En la reunión de UNASUR, el Canciller de la República Bolivariana, planteó con gran claridad el problema de la paz en el área. ¿Cuál es la posición de cada país ante la instalación de bases yankis en el territorio de Suramérica? No solo constituye una obligación de cada Estado, sino también una obligación moral de cada hombre o mujer consciente y honesta de nuestro hemisferio y del mundo. El imperio debe saber que en cualquier circunstancia los latinoamericanos lucharán sin descanso por sus derechos más sagrados.

Existen problemas todavía más graves e inmediatos para todos los pueblos del mundo: el cambio climático; tal vez el peor y más urgente en este instante.

Antes del 18 de diciembre, cada Estado deberá adoptar una decisión. De nuevo el ilustre Premio Nobel de la Paz, Barack Obama, deberá definir su posición sobre el espinoso asunto.

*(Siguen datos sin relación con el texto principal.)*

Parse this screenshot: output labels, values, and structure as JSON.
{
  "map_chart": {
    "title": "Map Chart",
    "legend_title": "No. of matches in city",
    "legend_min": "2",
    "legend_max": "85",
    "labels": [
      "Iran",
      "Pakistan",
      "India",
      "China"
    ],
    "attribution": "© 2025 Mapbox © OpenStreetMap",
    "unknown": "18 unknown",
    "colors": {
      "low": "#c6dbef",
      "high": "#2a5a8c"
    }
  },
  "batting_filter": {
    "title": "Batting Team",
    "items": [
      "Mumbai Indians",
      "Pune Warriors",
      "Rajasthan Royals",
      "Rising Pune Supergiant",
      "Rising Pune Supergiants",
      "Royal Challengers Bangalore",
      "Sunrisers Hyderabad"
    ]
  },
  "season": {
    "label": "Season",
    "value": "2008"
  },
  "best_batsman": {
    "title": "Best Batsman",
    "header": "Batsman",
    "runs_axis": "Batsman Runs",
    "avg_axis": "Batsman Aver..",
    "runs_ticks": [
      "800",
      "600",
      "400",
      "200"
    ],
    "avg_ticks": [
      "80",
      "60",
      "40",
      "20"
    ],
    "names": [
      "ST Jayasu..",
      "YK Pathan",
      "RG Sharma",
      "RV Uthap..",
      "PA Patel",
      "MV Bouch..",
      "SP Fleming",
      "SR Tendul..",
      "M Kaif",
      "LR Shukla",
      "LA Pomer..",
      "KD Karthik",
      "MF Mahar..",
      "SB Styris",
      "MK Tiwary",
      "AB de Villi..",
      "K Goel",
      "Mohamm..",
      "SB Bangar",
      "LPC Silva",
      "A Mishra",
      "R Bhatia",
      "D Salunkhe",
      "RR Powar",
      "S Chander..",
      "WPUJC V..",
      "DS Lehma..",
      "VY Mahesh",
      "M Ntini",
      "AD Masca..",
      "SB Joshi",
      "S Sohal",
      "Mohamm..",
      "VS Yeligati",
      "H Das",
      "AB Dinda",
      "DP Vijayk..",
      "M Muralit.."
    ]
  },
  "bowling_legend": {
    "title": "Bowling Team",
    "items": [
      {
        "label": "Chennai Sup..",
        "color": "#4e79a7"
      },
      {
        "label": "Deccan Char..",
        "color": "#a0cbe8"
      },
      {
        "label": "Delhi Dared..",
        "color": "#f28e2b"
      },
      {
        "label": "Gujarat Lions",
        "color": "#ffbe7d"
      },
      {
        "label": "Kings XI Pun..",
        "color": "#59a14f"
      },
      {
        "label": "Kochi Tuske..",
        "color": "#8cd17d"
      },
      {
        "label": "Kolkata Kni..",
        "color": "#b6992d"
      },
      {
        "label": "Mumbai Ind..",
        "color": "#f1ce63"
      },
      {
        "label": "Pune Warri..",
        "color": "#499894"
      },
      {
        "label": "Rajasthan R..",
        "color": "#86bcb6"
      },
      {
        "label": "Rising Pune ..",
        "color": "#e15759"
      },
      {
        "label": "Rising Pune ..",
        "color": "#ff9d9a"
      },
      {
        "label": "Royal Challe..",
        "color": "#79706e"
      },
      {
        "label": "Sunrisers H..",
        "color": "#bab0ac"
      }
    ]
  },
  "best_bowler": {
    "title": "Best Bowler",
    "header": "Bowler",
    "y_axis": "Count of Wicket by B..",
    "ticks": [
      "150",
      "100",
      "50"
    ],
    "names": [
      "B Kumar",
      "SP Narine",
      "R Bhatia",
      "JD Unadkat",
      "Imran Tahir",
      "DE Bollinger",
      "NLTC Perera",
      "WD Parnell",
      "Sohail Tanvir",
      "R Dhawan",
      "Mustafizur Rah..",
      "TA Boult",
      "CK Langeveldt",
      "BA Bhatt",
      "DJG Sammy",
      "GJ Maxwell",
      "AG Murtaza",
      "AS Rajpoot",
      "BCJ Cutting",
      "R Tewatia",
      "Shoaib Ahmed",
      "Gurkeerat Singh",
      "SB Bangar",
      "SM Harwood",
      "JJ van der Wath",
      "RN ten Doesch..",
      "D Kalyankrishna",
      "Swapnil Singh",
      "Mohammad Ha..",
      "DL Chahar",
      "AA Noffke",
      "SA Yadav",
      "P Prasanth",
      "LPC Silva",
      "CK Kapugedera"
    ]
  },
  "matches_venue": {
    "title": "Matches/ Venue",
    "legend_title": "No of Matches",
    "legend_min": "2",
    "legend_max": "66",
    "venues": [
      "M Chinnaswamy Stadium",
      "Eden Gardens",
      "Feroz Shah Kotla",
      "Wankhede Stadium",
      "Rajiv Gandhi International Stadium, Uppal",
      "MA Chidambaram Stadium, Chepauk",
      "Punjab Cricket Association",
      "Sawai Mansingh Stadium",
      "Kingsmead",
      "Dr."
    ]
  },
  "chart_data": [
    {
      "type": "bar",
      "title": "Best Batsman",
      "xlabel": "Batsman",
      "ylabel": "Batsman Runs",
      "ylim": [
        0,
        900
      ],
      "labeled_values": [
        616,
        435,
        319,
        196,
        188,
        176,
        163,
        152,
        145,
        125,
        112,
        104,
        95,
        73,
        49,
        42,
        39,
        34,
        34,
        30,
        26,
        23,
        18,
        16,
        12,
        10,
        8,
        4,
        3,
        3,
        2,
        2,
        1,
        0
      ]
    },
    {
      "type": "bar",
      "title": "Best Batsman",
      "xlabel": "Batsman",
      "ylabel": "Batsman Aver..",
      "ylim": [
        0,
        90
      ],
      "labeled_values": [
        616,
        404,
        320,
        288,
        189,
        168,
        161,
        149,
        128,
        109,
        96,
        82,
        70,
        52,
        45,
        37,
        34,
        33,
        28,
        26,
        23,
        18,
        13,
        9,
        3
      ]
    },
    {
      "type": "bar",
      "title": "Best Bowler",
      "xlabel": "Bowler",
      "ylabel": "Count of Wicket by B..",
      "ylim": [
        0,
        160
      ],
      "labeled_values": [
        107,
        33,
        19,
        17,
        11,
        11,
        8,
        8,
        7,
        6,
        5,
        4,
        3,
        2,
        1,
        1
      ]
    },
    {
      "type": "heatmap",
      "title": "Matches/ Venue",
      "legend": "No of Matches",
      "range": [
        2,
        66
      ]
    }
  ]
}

Ya que aceptó la responsabilidad de recibir el Premio, tendrá que cumplir la demanda ética de Michael Moore cuando conoció la noticia: “¡ahora gáneselo!”. ¿Es que acaso puede?, me pregunto. Cuando la exigencia unánime de los círculos científicos es que las emisiones de dióxido de carbono deben ser reducidas en no menos del 30% con relación a su nivel de 1990, Estados Unidos ofrece solo reducir el 17% de lo que emitía en el 2005, lo que apenas equivale al 5% del mínimo que exige la ciencia a todos los habitantes del planeta para el 2020. Estados Unidos consume el doble por habitante que Europa, y supera las emisiones de China, a pesar de los 1 338 millones de ciudadanos con que cuenta este país. Un habitante de la sociedad más consumista emite decenas de veces más CO2 per cápita que el ciudadano de un país pobre del Tercer Mundo.

En solo 30 años adicionales, no menos de nueve mil millones de seres humanos que poblarán el planeta requieren que la cifra de dióxido de carbono que se emita a la atmósfera sea reducida a no menos del 80% de lo que se emitía en 1990. Tales cifras se comprenden con amargura por un número creciente de líderes de países ricos; pero la jerarquía que dirige al país más poderoso y rico del planeta, Estados Unidos, se consuela a sí misma afirmando que tales pronósticos son invenciones de la ciencia. Se sabe que en Copenhague, a lo sumo, se aprobará seguir discutiendo para poner de acuerdo a más de 200 Estados e instituciones que deben dirimir los compromisos, entre ellos, uno importantísimo: quiénes y con cuántos recursos contribuirán los países ricos al desarrollo y el ahorro energético de los más pobres. ¿Acaso existe margen para la hipocresía y la mentira?